In this blog I will show you how to get BitLocker Recovery Password from Active Directory. This information can be viewer either through ADSI Edit or through Password Recovery Viewer.
2 ways to view BitLocker Recovery password
There are 2 ways to view BitLocker Recovery Password. Through ADSI Edit and another one is through feature installed BitLocker Recovery Password Viewer.
Get Recovery Password through ADSI Edit
First one is using ADSI Edit where information is stored under class msFVE-RecoveryInformation. I won’t say it’s the easiest way to use this feature, however I would say a convenient way if you don’t want to get any feature installed on server.
Login to Domain controller. Through Windows + R cmd , open ADSI Edit, navigate to the location of the system you are looking to recover Password Info.
In my case, navigated to ADSI Edit > Default naming context > OU=Client > CN=VM00155D004C27, where VM00155D004C27 is hostname of the system.
Once selected, under right Pane you will see serviceconnectionpoint class along with msFVE-Recoveryinformation class with atleast 1 value, in my case I have 2 values as I encrypted the disk twice, hence 2 recovery passwords are presents. However, confusion can be avoid regarding which is the latest one by looking into the latest time stamp for Name column.
Double click the last object on right pane.
This will open Attribute Editor for the object selected. To have a nice and tidy view click on Filter > Show only attributes that have values.
Now you will see few attributes along with the attribute we are looking for ie. msFVE-RecoveryPassword. Double click it, and this the information we were looking for.
Get Recovery Password through Password viewer feature
The above mentioned is not too easy and convenient. The one which I am going to demonstrate you is the most flexible way which allows searching as well.
Login to Domain controller, launch Server Manager. Under Server Manager- Dashboard, click on Manage > Add Roles and Features.

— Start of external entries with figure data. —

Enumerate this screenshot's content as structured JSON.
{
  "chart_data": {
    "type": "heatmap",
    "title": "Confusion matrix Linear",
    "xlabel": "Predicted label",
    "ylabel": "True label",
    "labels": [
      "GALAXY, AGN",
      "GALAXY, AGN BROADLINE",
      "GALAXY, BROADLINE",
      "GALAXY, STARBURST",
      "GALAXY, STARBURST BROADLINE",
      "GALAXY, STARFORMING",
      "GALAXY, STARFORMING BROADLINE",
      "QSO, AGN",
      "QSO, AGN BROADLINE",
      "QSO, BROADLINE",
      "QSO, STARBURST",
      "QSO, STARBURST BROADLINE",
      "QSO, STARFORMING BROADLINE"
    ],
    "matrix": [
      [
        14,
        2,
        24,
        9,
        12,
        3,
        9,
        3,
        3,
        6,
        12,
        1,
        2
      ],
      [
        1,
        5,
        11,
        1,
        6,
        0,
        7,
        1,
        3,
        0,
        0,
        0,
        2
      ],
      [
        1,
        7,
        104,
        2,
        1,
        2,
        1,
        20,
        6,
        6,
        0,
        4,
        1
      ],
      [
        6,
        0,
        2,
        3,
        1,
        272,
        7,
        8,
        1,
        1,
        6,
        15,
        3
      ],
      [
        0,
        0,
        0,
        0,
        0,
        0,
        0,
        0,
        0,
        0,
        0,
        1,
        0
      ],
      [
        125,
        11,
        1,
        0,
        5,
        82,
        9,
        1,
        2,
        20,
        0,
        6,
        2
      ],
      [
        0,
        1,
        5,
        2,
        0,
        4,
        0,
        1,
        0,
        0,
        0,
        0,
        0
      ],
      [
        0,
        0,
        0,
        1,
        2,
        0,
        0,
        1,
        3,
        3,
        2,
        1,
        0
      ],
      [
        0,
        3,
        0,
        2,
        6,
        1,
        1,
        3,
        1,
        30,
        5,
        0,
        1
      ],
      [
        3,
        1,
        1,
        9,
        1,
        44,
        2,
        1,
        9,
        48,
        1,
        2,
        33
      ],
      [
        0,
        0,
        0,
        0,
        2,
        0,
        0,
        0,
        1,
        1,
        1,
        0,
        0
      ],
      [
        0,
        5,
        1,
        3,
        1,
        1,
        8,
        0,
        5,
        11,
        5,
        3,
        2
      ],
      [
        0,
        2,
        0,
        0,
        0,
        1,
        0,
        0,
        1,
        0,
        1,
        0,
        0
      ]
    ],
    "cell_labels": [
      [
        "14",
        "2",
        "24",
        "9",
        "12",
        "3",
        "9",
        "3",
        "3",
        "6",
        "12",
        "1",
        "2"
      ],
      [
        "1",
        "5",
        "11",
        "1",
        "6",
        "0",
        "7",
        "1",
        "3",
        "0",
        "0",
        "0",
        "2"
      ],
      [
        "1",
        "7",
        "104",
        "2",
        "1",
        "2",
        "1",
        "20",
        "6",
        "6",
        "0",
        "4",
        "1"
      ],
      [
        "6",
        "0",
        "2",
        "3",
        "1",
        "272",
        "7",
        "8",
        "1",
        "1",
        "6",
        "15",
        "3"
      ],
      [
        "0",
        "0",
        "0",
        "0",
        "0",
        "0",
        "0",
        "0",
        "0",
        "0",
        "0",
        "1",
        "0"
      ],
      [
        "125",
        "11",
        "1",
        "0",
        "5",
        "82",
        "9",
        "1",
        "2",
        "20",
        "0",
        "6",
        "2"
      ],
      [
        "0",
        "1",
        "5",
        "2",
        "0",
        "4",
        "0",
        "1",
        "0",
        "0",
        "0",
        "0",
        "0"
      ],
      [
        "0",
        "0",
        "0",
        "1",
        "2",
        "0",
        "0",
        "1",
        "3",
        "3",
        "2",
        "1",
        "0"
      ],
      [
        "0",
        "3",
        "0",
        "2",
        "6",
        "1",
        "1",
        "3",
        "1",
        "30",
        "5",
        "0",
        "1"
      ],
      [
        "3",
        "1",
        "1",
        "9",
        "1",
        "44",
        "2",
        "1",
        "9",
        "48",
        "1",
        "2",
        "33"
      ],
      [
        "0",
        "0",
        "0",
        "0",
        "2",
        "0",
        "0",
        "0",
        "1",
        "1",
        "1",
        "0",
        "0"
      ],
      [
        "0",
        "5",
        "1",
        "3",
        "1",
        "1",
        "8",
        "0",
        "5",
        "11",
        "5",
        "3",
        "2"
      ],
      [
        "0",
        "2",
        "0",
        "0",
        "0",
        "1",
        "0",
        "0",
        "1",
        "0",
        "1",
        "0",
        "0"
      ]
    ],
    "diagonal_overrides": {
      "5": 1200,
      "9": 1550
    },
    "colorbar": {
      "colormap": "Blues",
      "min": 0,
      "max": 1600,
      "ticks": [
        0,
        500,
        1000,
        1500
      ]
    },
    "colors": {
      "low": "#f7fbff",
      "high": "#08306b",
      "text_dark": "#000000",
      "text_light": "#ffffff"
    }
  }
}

Click Next several times to reach the page Select Features, under Features select BitLocker Drive Encryption. This will automatically add other role services and features such as:
Remote Server Administration Tools
Feature Administration Tools
BitLocker Drive Encryption Administration Utilities
BitLocker Recovery Password Viewer
BitLocker Drive Encryption Tools
Click on Add Features.
Click Next to proceed.
Select Restart the destination server automatically if required, as this feature requires a restart.
This will initiate the installation process, allow some time to complete which will go through automatically restarting of the server.
Verify BitLocker Recovery Password from AD
Launch Active Directory Users and Computers (dsa.msc), find the computer VM00155D004C27, once found double click it to see it properties.
And you will notice new tab showing with the name BitLocker Recovery which was missing previously.
You will be able to see Recovery Password under Details section along with date when it got generated and Password ID.
Find BitLocker Recovery Password if hostname is unknown
This is the scenario where user says he/she is not able to login, rather they see BitLocker Recovery screen asking for “Enter the recovery key for this drive”. User might be able to provide you the hostname as they might be aware of the name and not too technical.
In this case, ask user to provide Recovery Key ID, ask user to provide first 8 characters of Recovery Key ID, in this case it is 98D33BF9.
Navigate to Active Directory Users and Computers, right click Domain and select Find BitLocker Recovery password to open search page.
Provide Password ID as first 8 characters of Recovery Key ID, and click on Search.
And you are ready with Recovery Password which can be provided to user to login to the system.